Built in 1919 as a barracks and converted to a hospital in 1921, the 13,000-sf, C-shaped building had concrete walls and floors, and a tar-paper roof. When Irwin first encountered the hospital in 1999, it was in ruins. The floors and roof were gone. Walking between the crumbling walls, Irwin was struck by the “Dutch-landscape” view captured by the 3-ft-by-5-ft window openings that ran along the walls in rough 10-ft intervals. Framing a view 18 inches higher in the absence of a floor, the line of windows revealed a thin strip of land while exaggerating the expanse of sky so quintessential to the West Texas landscape. “I fell in love with the building from the very beginning,” said Irwin, in a 2012 interview. He described it as “very functional, very straightforward, low-key, but … amazingly right for that situation.”

Irwin considered several schemes throughout the project’s 15-year gestation. Early proposals preserved the existing structure in its dilapidated state, introducing additional elements such as a wooden lattice structure in one version and translucent colored roofs and windows in another. The final scheme is a strategic reconstruction — facilitated by San Antonio-based firm Ford, Powell & Carson — that retains the footprint and general volume of the original building while elevating its capacity for heightened perception through refined proportion, rhythm, and light. A further series of interventions divides the building experientially into light and dark.

Though the project is under construction, the essentials — floor, roof, walls, and openings — are in place. In the center of the courtyard sits a magnificent cluster of basalt rock pillars. The pillars, which rise from the back to confront the entry, are bound by Corten edging and will be flanked by two rows of paloverde trees. Visitors may enter the building from either wing, and the gable roofs have been pulled back to create transitional vestibules open to the sky. The concrete floor sits below the original elevation, and the windows have been placed at 61 inches, preserving the view inspired by the ruins. The concrete floors and plaster walls will be tinted white in the west wing and gray in the east. These 200-ft-long wings will be bisected lengthwise by a floor-to-ceiling scrim that catches the ever-shifting light from the rhythmic windows. The windows will be manipulated with tinted film in a pattern yet to be determined. The impossibility of visualizing such interventions is inherent in Irwin’s work, which requires one’s presence to perceive the heightened conditions of space and light he has created.

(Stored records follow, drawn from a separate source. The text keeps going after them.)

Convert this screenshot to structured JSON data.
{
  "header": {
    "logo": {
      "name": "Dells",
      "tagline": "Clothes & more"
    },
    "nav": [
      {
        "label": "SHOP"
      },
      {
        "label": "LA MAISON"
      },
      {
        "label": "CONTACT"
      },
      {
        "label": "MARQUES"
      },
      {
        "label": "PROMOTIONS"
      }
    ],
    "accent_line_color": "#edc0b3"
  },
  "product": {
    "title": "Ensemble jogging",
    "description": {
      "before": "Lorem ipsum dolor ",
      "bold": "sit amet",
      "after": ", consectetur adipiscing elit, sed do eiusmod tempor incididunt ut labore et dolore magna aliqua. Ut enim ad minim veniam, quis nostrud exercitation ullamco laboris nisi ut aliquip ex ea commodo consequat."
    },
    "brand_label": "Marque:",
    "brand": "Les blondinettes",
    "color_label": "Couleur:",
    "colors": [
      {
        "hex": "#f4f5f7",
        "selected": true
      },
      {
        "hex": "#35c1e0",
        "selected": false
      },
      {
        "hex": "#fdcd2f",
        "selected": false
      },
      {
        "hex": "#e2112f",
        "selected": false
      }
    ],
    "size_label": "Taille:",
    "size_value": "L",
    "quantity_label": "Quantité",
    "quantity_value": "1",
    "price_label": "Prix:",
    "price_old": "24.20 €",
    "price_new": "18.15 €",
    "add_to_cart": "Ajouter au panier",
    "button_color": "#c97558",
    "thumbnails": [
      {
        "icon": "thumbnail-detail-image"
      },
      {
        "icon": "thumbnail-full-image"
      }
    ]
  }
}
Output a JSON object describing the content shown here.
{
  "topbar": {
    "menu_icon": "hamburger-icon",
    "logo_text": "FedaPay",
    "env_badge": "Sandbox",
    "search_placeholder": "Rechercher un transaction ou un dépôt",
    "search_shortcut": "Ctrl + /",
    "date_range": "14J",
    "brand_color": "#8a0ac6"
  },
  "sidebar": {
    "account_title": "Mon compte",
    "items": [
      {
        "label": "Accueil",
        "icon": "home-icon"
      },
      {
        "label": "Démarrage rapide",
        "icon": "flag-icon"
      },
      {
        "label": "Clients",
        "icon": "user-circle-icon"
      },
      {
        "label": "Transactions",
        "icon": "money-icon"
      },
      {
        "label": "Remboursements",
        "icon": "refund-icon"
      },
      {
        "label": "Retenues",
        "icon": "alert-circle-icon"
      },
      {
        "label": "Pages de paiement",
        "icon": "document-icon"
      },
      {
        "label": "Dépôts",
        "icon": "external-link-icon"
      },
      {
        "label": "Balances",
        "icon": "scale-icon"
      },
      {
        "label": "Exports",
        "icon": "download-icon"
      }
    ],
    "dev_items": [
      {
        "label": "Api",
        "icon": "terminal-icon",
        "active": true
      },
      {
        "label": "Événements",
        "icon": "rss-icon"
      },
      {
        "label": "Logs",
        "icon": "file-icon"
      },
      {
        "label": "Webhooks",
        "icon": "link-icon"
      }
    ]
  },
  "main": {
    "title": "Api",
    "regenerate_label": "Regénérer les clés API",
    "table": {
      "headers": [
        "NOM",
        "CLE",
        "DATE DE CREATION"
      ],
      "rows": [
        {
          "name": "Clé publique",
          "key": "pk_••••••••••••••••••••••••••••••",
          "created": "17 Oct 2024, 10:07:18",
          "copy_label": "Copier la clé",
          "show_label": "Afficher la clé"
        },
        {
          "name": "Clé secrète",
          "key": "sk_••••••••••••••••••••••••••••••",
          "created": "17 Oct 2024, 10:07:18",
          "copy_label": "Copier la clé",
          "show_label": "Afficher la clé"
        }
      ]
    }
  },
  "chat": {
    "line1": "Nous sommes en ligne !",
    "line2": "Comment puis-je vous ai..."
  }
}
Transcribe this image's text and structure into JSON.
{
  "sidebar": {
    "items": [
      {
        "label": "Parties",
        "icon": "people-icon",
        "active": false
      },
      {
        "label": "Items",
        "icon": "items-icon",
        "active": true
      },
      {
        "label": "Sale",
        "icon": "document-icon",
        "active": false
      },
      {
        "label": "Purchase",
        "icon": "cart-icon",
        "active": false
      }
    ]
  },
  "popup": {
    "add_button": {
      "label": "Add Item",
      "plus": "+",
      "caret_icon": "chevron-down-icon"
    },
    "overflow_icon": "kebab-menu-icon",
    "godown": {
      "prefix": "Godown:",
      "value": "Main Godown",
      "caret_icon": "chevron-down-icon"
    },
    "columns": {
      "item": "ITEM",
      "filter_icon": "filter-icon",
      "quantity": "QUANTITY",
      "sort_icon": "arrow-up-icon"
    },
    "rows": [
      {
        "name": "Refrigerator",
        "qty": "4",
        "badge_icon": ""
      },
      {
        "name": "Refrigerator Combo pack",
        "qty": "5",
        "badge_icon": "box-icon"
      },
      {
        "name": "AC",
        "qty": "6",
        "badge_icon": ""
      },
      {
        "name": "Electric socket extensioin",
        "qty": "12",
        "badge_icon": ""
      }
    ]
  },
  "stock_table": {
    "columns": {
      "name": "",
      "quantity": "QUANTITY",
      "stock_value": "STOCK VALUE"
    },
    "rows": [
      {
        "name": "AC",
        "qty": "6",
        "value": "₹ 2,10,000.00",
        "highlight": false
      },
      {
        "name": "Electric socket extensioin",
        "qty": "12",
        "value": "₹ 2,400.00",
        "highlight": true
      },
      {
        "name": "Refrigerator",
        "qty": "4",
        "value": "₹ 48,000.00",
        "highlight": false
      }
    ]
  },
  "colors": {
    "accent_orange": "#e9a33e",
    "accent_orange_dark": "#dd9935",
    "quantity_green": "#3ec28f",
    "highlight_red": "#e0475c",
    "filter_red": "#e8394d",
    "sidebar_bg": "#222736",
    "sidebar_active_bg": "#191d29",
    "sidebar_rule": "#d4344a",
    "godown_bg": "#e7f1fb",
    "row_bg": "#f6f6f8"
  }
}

Over the past 16 years, FP&C has played a critical, though quiet, role at Chinati, renovating the barracks and stables for the Dan Flavin Installation, Wesley Gallery, and Temporary Gallery. Though the Irwin Project shares similarities with the previous Chinati renovations — exposed concrete floors, heavy-dash plaster, and corrugated metal roofs — the elevated role of this building calls for heightened detailing and materials. “There’s been a huge effort to make [the building] fit in, but make it just a bit more special,” says FP&C Principal John Gutzler. Such details can be seen in the roof, with a deeper overhang, paired fir outriggers, and a thin steel edge; in the extra deep 16-in structural CMU walls; and in the custom windows, designed to disappear.

Irwin’s decision to rebuild the hospital brings to mind the following statement from Judd, in reference to the Fort Russell structures: “Due to the prior existence of the buildings, my interest here in architecture is secondary. If I could start over, the two interests would be congruent.” Though Irwin’s conception is not parallel (the building remains the generator), the project represents a new phase in his trajectory. Intervention and site have merged. It is thus a slight departure from other projects — the lower Central Garden at the Getty Center, and Dia:Beacon — in which he has already dismissed disciplinary boundaries between art, architecture, and landscape architecture.  “Nothing can exist in the world independent of all the other things in the world,” says Irwin. Come July, the resulting insights of the integration will be revealed.

Jen Wong is the director and curator of the Materials Lab at The University of Texas at Austin.